Nos últimos anos, diversos procedimentos cirúrgicos têm sido realizados nos pacientes em estado consciente, mas, por quê?
Laura Rezzuto
Há algum tempo, o vídeo de um músico vem ganhando força na internet. O homem de 35 anos tocou o hino nacional da Itália em um saxofone durante a cirurgia que deixou o seu cérebro totalmente exposto. O caso aconteceu em outubro deste ano, no Hospital Internacional Paideia, em Roma. O procedimento cirúrgico tinha o propósito de remover um tumor localizado na região do cérebro, e durou nove horas.
Segundo o médico responsável pelo paciente, o objetivo do saxofone durante a cirurgia era assegurar que o músico manteria as suas funções cerebrais necessárias para conservar os sentidos do seu corpo durante e após o procedimento.
Em situações como a do músico, em que o objetivo é conservar as habilidades específicas para a realização de atividades do cotidiano, não é estranho que o paciente esteja acordado ou fazendo algo, como escrever, tocar ou pintar. O músico italiano não foi o primeiro a passar por este procedimento. Outras pessoas, como a alemã Dagmar Turner, que tocou violino, também passam por situações bem parecidas.
“A cirurgia acordada permite mapear com extrema precisão as redes neuronais subjacentes às várias funções cerebrais, como brincar, falar, mover-se, lembrar, contar. O objetivo da cirurgia em vigília é remover o tumor cerebral ou uma malformação vascular, como cavernomas localizados, em áreas específicas do cérebro, preservando a qualidade de vida do paciente”, disse Brogna, cirurgião responsável pelo músico.
Intervenção com diversas finalidades
Segundo a médica Daryane Santos, chefe de neurologia do Hospital Adventista de Manaus, esse meio de cirurgia no cérebro, no qual o paciente é mantido acordado e respondendo a estímulos específicos do próprio cirurgião, não acontece sempre. Contudo, também não é considerado uma raridade.
“Nós realizamos esse procedimento quando o paciente apresenta um tumor no cérebro ligado à região que controla a fala e a coordenação motora, por exemplo. Caso contrário, não existe um motivo para manter o paciente acordado. Já na situação desse músico, o tumor estava na área responsável em fazer as mãos se movimentarem, por isso foi mantido consciente”, explica a médica.
Já o neurocirurgião Carlos Alberto conta que hoje em dia é possível realizar esta cirurgia diminuindo as chances de sequelas permanentes. No entanto, é necessário um estudo aprofundado no caso do paciente. “Para que a cirurgia seja um êxito, nós identificamos o tumor, traçamos cada milímetro da área do cérebro que é responsável pelos movimentos antes de tirar o tumor. Então, estimulamos o córtex cerebral e se não houver nenhuma atividade estranha, retiramos o tumor. Tudo isso para que as chances de sucesso do paciente sejam altas”, conta.

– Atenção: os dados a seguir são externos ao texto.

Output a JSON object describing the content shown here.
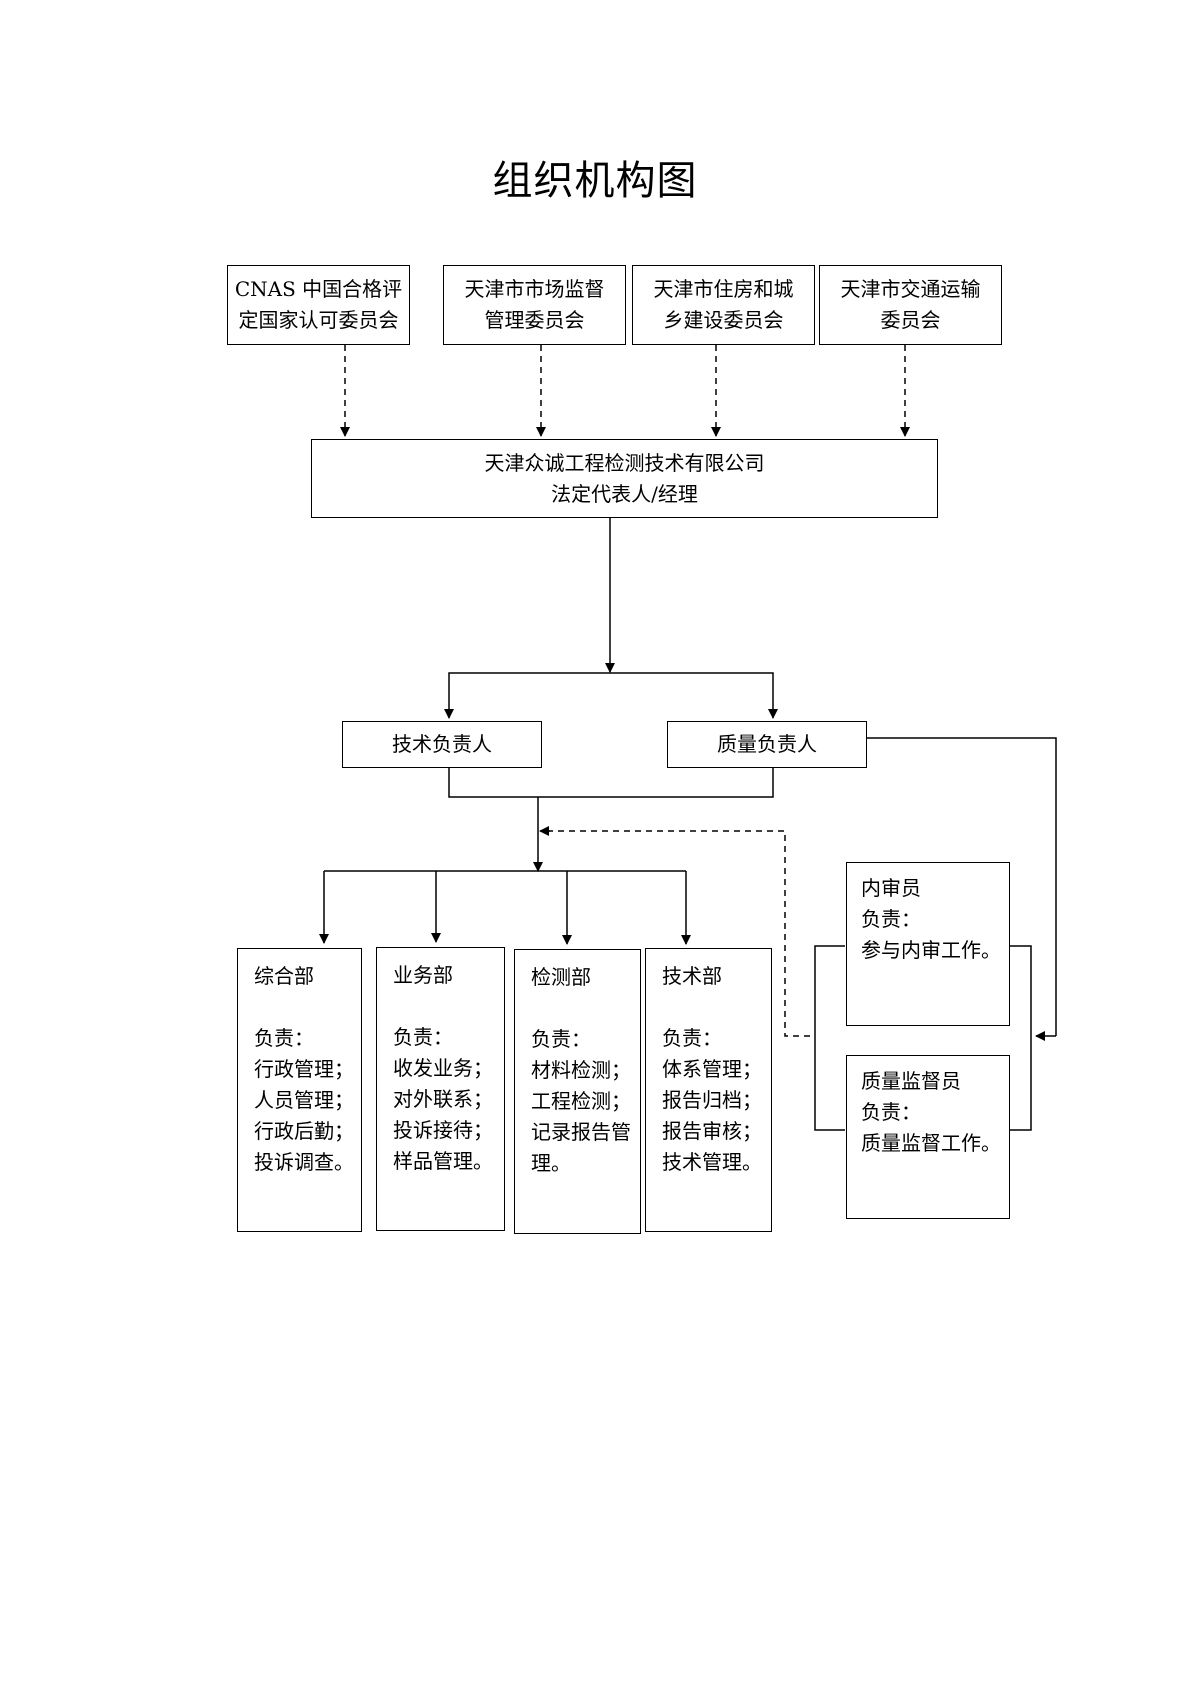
{
  "title": "组织机构图",
  "authorities": [
    {
      "line1": "CNAS 中国合格评",
      "line2": "定国家认可委员会"
    },
    {
      "line1": "天津市市场监督",
      "line2": "管理委员会"
    },
    {
      "line1": "天津市住房和城",
      "line2": "乡建设委员会"
    },
    {
      "line1": "天津市交通运输",
      "line2": "委员会"
    }
  ],
  "company": {
    "name": "天津众诚工程检测技术有限公司",
    "role": "法定代表人/经理"
  },
  "tech_lead": "技术负责人",
  "quality_lead": "质量负责人",
  "departments": [
    {
      "name": "综合部",
      "resp": "负责：",
      "duties": [
        "行政管理；",
        "人员管理；",
        "行政后勤；",
        "投诉调查。"
      ]
    },
    {
      "name": "业务部",
      "resp": "负责：",
      "duties": [
        "收发业务；",
        "对外联系；",
        "投诉接待；",
        "样品管理。"
      ]
    },
    {
      "name": "检测部",
      "resp": "负责：",
      "duties": [
        "材料检测；",
        "工程检测；",
        "记录报告管",
        "理。"
      ]
    },
    {
      "name": "技术部",
      "resp": "负责：",
      "duties": [
        "体系管理；",
        "报告归档；",
        "报告审核；",
        "技术管理。"
      ]
    }
  ],
  "internal_auditor": {
    "name": "内审员",
    "resp": "负责：",
    "duty": "参与内审工作。"
  },
  "quality_supervisor": {
    "name": "质量监督员",
    "resp": "负责：",
    "duty": "质量监督工作。"
  }
}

Daryane esclarece como o procedimento é realizado. “Aplicamos a anestesia geral. Durante a cirurgia, colocamos um tubo na região da traqueia do paciente para que ele receba oxigênio. Após isso, é feita a craniotomia, cirurgia que remove o crânio. Logo depois acordamos o paciente e começamos a interagir com ele. Quando retiramos o tubo de oxigênio o trabalho começa, pois vamos conversando com ele e o mesmo vai realizando as atividades que nós solicitamos”, descreve com detalhes.
Estímulos durante aas cirurgias no cérebro
O médico Carlos Alberto ainda destaca que “a parte mais interessante é que durante os estímulos que fazemos, utilizamos uma caneta especial, que descarrega uma leve eletricidade na parte do cérebro que escolhemos. Se mesmo assim o paciente continuar interagindo, significa que podemos continuar ressecando o tumor e que a área está sem danos”, finaliza.
Hoje, quem assiste pelos bastidores se pergunta “como isso é possível?”, mas a verdade explicada pelos médicos é que durante anos houveram vários estudos e tentativas falhas que levaram grandes cientistas a desenvolverem esse método que contribuem com a saúde e, há alguns anos, vem salvando vidas.